Re: Ex, I want her back by Fountain of Youth ..... Relationship Forum # 1 [Archive]

Date:   3/17/2003 6:08:40 PM ( 21 y ago)
Hits:   811
URL:   https://www.curezone.org/forums/fm.asp?i=330933

If somebody I were dating told me that they were dating a model (or some other enviable type), it would not convice me to get back with them. Especially if I were the one that broke up in the first place or had been hurt by the person. In fact, it might make my resolve to stay out of the relationship stronger; I don't enjoy games. And, even if you truly started dating a model, I would question your bringing that up first thing. Why is he telling me this? Is he trying to hurt me?

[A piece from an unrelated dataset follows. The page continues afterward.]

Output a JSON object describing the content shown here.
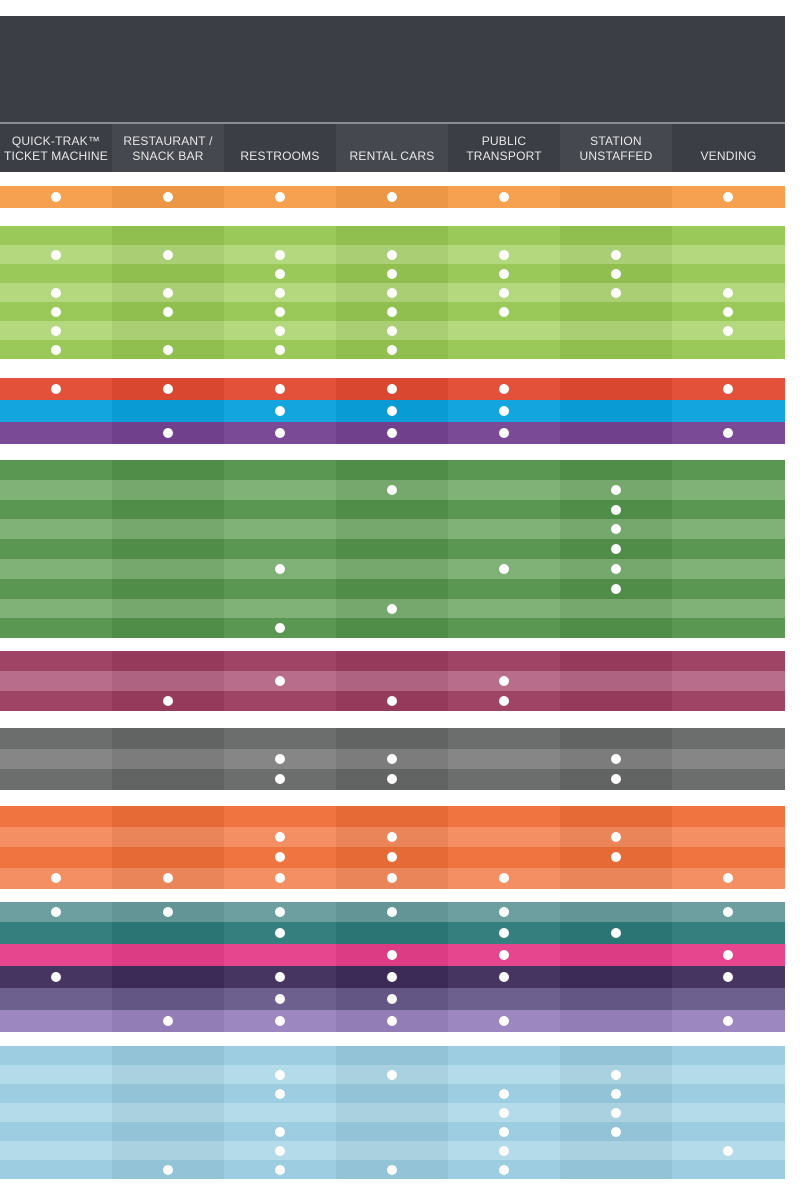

Is he trying to make himself feel better? Do I even care? What an @ss, etc.

Nobody can tell you the right way to go about this situation, because each person will react differently. I believe a calm, rational, sweet approach would probably be the best means, though it might not work. Desperation is not generally effective, and when it does, it may be a false resolution. Simple (not stalking senario) reminders might. An honest conversation about your feelings might do the trick, if you can get her to talk with you. Many women want men to be honest and vulnerable, but we don't want weakness. Sometimes, the line between vulnerability and weakness is fine.

And, if you broke of the relationship without good reason, how would she be able to trust that you wouldn't do it again? Honestly, she may not. Alternatively, she may right off or she may take some time to rebuild her trust in you. She is human and must come to an understanding of your intentions. If she feels that you are mercurial and will remain that way, she may choose to move on. If she believes that you want to get back with her just because it will be the easy thing for you to do, she may not be interested either. Really consider why you would like to be back with her. If you are able to come up with honest reasons for your decisions and able to express your love on top of that, you may have a winning case.

This is my out-take on the situation, from a woman's perspective. I realize that this may not fit your situation at all. To boil it down, if you respect her treat her with honesty and stay away from games. Games destroy many relationships.